Currently Implemented:

  • Monolog configuration is stored in config/monolog.php.
  • API keys for external services are intended to be loaded from environment variables, but this is not consistently enforced or validated.

Missing Implementation:

  • No formal security review process for Monolog configuration files.
  • Consistent enforcement of using environment variables or secure secrets management for sensitive configuration parameters within Monolog setup.
  • No specific security review or testing process for custom Monolog handlers or processors if they are developed in the future.

Mitigation Strategy: Keep Monolog Dependency Updated

Description:

  • Step 1: Regularly check for new releases and security advisories for the seldaek/monolog package.
  • Step 2: Utilize dependency management tools (like Composer) to manage your project's dependencies, including Monolog.
  • Step 3: Implement a process for regularly updating Monolog to the latest stable version.
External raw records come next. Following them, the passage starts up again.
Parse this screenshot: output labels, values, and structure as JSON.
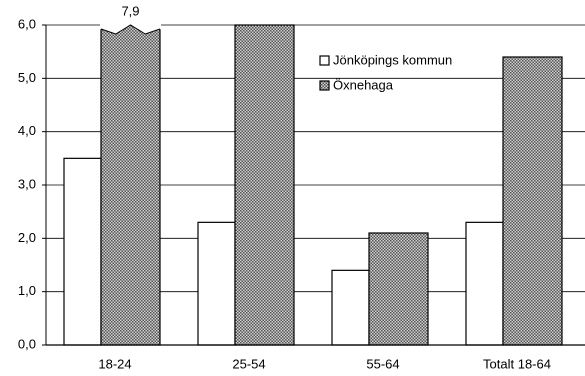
{
  "chart_data": {
    "type": "bar",
    "categories": [
      "18-24",
      "25-54",
      "55-64",
      "Totalt 18-64"
    ],
    "series": [
      {
        "name": "Jönköpings kommun",
        "color": "#ffffff",
        "values": [
          3.5,
          2.3,
          1.4,
          2.3
        ]
      },
      {
        "name": "Öxnehaga",
        "color": "#8a8a8a",
        "values": [
          7.9,
          6.0,
          2.1,
          5.4
        ],
        "value_labels": [
          "7,9",
          null,
          null,
          null
        ]
      }
    ],
    "ylim": [
      0,
      6
    ],
    "yticks": [
      {
        "value": 0,
        "label": "0,0"
      },
      {
        "value": 1,
        "label": "1,0"
      },
      {
        "value": 2,
        "label": "2,0"
      },
      {
        "value": 3,
        "label": "3,0"
      },
      {
        "value": 4,
        "label": "4,0"
      },
      {
        "value": 5,
        "label": "5,0"
      },
      {
        "value": 6,
        "label": "6,0"
      }
    ],
    "grid": true,
    "legend": "upper right"
  }
}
This should be part of your regular software maintenance cycle.
  • Step 4: Use dependency scanning tools (e.g., composer audit, Snyk) to automatically detect known vulnerabilities in the installed Monolog version.
  • Step 5: Prioritize and apply Monolog updates, especially security updates, promptly. Test updates in a staging environment before deploying to production.

Threats Mitigated:

  • Exploitation of Known Vulnerabilities in Monolog (High Severity)

Impact:

  • Exploitation of Known Vulnerabilities in Monolog: High Risk Reduction

Currently Implemented:

  • Dependency updates, including Monolog, are performed periodically during maintenance cycles (roughly every 3-6 months).

Missing Implementation:

  • No automated dependency scanning is integrated into the CI/CD pipeline to proactively identify Monolog vulnerabilities.
  • No formal process for regularly checking for and applying security updates specifically for Monolog. Updates are part of a general maintenance schedule, not driven by security advisories for Monolog itself.